Housing market pauses following Stamp Duty rush

House prices increased by 0.2% in April, the lowest monthly increase since last November.
What’s the latest?
House prices edged ahead by 0.2% in April as the property market settled back following the rush to beat higher Stamp Duty charges.
It was the lowest monthly increase since last November, according to Nationwide Building Society.
Meanwhile, the annual rate at which prices are rising also eased back to 4.9%, down from 5.7% in March.
The group said the slowdown returned the annual pace at which property values are rising to the narrow range of 3% to 5% seen since last summer.
However, average house prices still rose to a new record high of £202,436 during April.
Why is this happening?
The Government’s decision to introduce a 3% Stamp Duty rate for people buying a second property from April, led to a surge in transactions.
There was a record 165,400 transactions in March, on a seasonally adjusted basis, according to HM Revenue & Customs.
But commentators think much of the surge in activity was caused by people bringing forward purchases, leading to a lull in activity in April.
Who does it affect?
The sudden fall in demand could create an opportunity for first-time buyers.
With fewer investors in the market, they not only face less competition for properties at the bottom end of the ladder, but could also be in a better position to negotiate asking prices down.
Sounds interesting. What’s the background?
It is less clear what direction the housing market will take now, particularly with the uncertainty caused by the referendum on whether the UK should leave the European Union.
Robert Gardner, Nationwide’s chief economist, said: “House purchase activity is likely to fall in the months ahead given the number of purchasers that brought forward transactions.
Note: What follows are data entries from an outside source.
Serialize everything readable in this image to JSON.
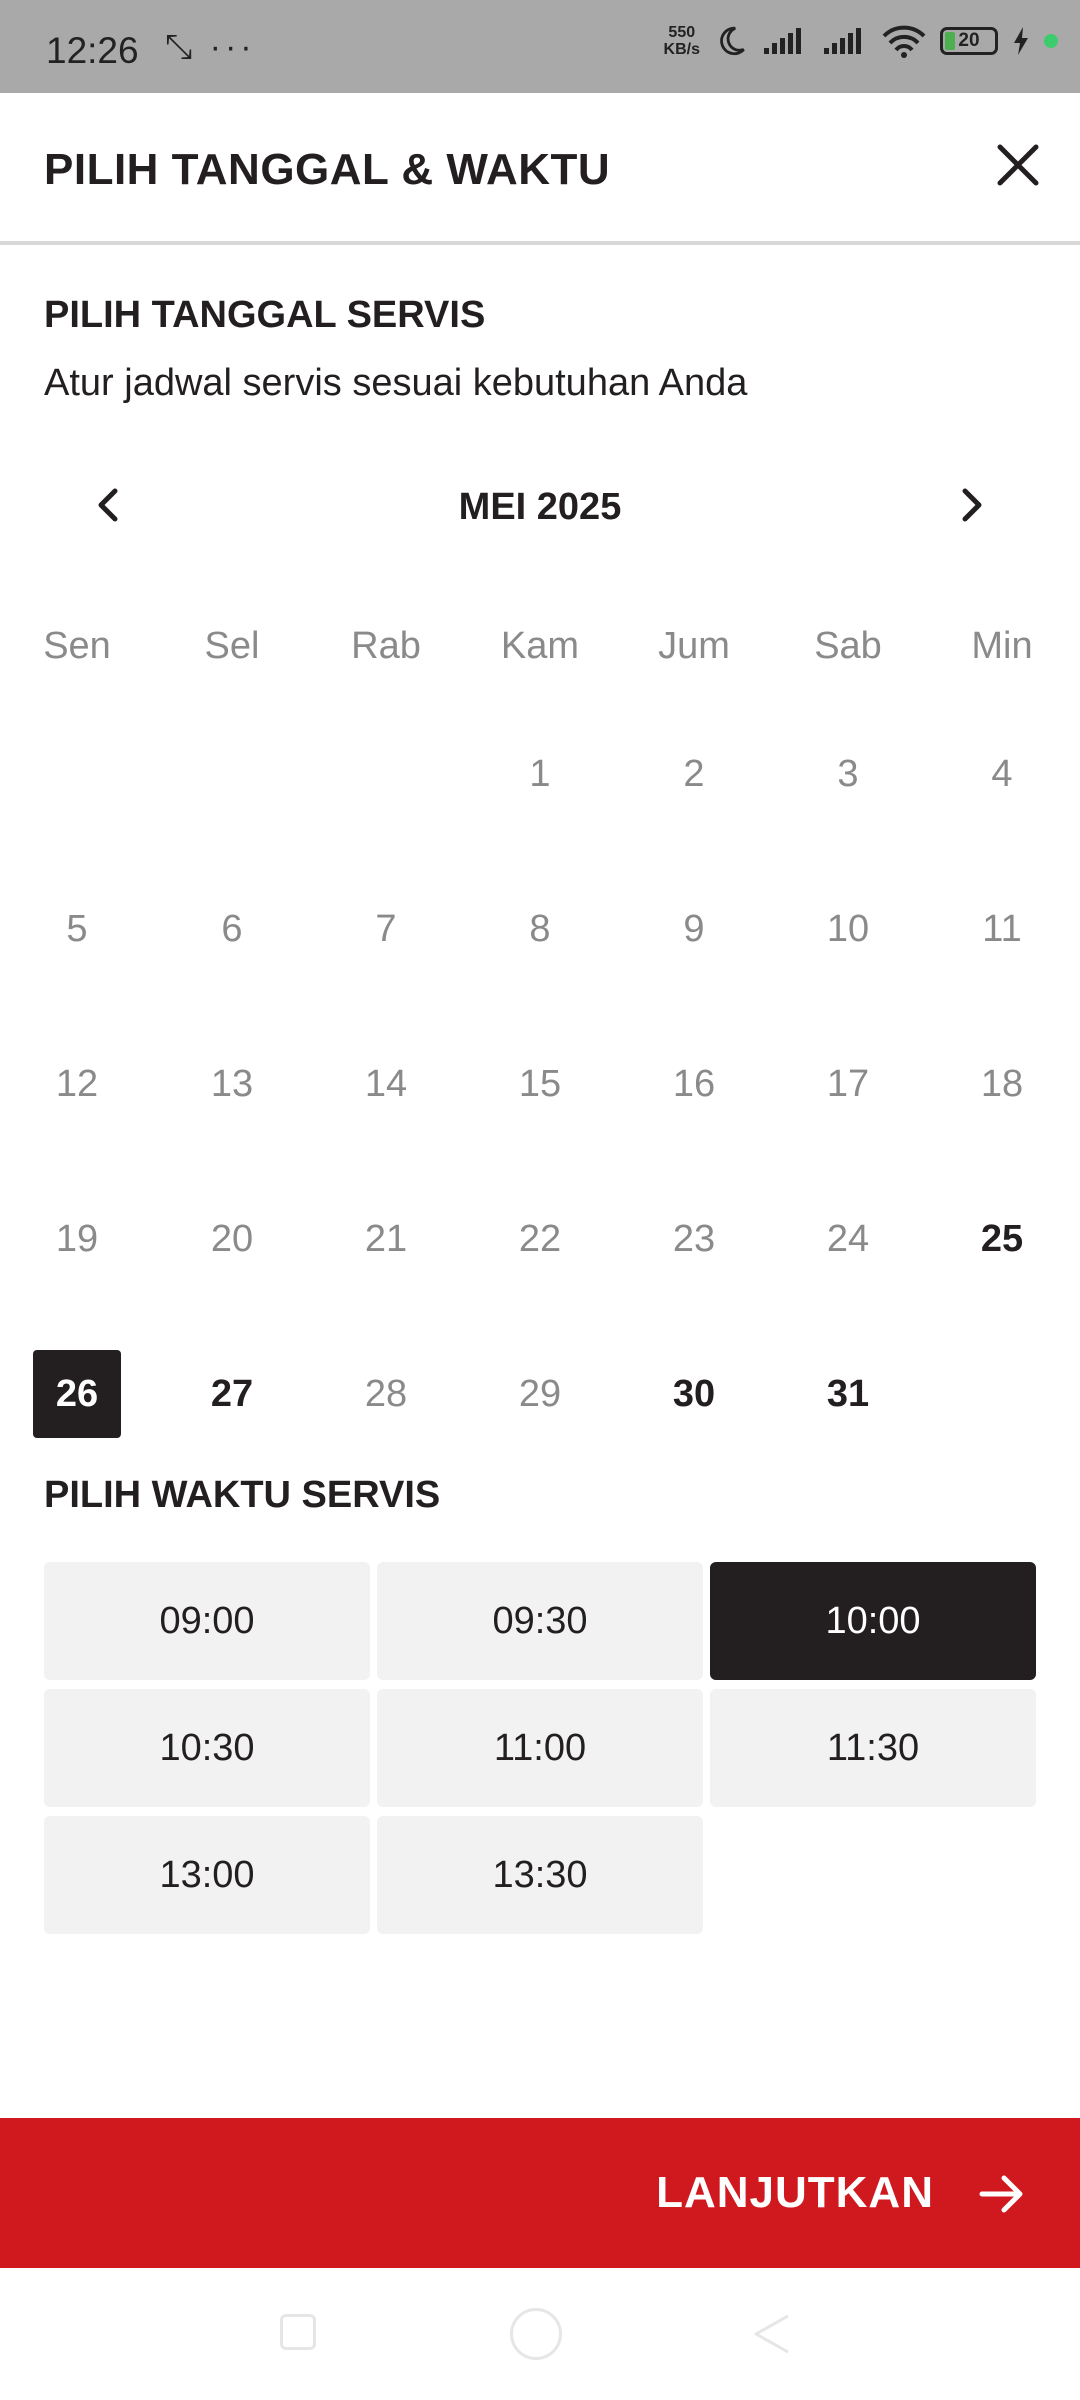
{
  "status_bar": {
    "time": "12:26",
    "left_icons": "⤡ ···",
    "speed_value": "550",
    "speed_unit": "KB/s",
    "battery": "20"
  },
  "header": {
    "title": "PILIH TANGGAL & WAKTU"
  },
  "date_section": {
    "title": "PILIH TANGGAL SERVIS",
    "subtitle": "Atur jadwal servis sesuai kebutuhan Anda"
  },
  "calendar": {
    "month_label": "MEI 2025",
    "weekdays": [
      "Sen",
      "Sel",
      "Rab",
      "Kam",
      "Jum",
      "Sab",
      "Min"
    ],
    "days": [
      {
        "label": "1",
        "state": "disabled"
      },
      {
        "label": "2",
        "state": "disabled"
      },
      {
        "label": "3",
        "state": "disabled"
      },
      {
        "label": "4",
        "state": "disabled"
      },
      {
        "label": "5",
        "state": "disabled"
      },
      {
        "label": "6",
        "state": "disabled"
      },
      {
        "label": "7",
        "state": "disabled"
      },
      {
        "label": "8",
        "state": "disabled"
      },
      {
        "label": "9",
        "state": "disabled"
      },
      {
        "label": "10",
        "state": "disabled"
      },
      {
        "label": "11",
        "state": "disabled"
      },
      {
        "label": "12",
        "state": "disabled"
      },
      {
        "label": "13",
        "state": "disabled"
      },
      {
        "label": "14",
        "state": "disabled"
      },
      {
        "label": "15",
        "state": "disabled"
      },
      {
        "label": "16",
        "state": "disabled"
      },
      {
        "label": "17",
        "state": "disabled"
      },
      {
        "label": "18",
        "state": "disabled"
      },
      {
        "label": "19",
        "state": "disabled"
      },
      {
        "label": "20",
        "state": "disabled"
      },
      {
        "label": "21",
        "state": "disabled"
      },
      {
        "label": "22",
        "state": "disabled"
      },
      {
        "label": "23",
        "state": "disabled"
      },
      {
        "label": "24",
        "state": "disabled"
      },
      {
        "label": "25",
        "state": "available"
      },
      {
        "label": "26",
        "state": "selected"
      },
      {
        "label": "27",
        "state": "available"
      },
      {
        "label": "28",
        "state": "disabled"
      },
      {
        "label": "29",
        "state": "disabled"
      },
      {
        "label": "30",
        "state": "available"
      },
      {
        "label": "31",
        "state": "available"
      }
    ]
  },
  "time_section": {
    "title": "PILIH WAKTU SERVIS",
    "slots": [
      {
        "label": "09:00",
        "selected": false
      },
      {
        "label": "09:30",
        "selected": false
      },
      {
        "label": "10:00",
        "selected": true
      },
      {
        "label": "10:30",
        "selected": false
      },
      {
        "label": "11:00",
        "selected": false
      },
      {
        "label": "11:30",
        "selected": false
      },
      {
        "label": "13:00",
        "selected": false
      },
      {
        "label": "13:30",
        "selected": false
      }
    ]
  },
  "cta": {
    "label": "LANJUTKAN"
  },
  "colors": {
    "accent": "#d0191f",
    "dark": "#231f20",
    "muted": "#8a8a8a",
    "slot_bg": "#f2f2f2"
  }
}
“The recovery thereafter may also be fairly gradual, especially in the buy-to-let sector, where a wealth of other policy changes, such as the reduction in tax relief for landlords from 2017, is likely to exert an ongoing drag.”
But he added that there was a risk that the recent surge in house purchases will exacerbate the shortage of homes on the market, exerting upward pressure on prices.
But Jeremy Leaf, former chairman of the Royal Institution of Chartered Surveyors, said: “It is surprising that Nationwide is already reporting a slowdown in annual house price growth.
“The party seems to have ended earlier than expected and due to the historic nature of such data, this doesn’t bode particularly well for the next few months for the property market, especially when you take into account uncertainty caused by other factors.
“As far as the housing market is concerned, that Brexit vote can’t come soon enough.”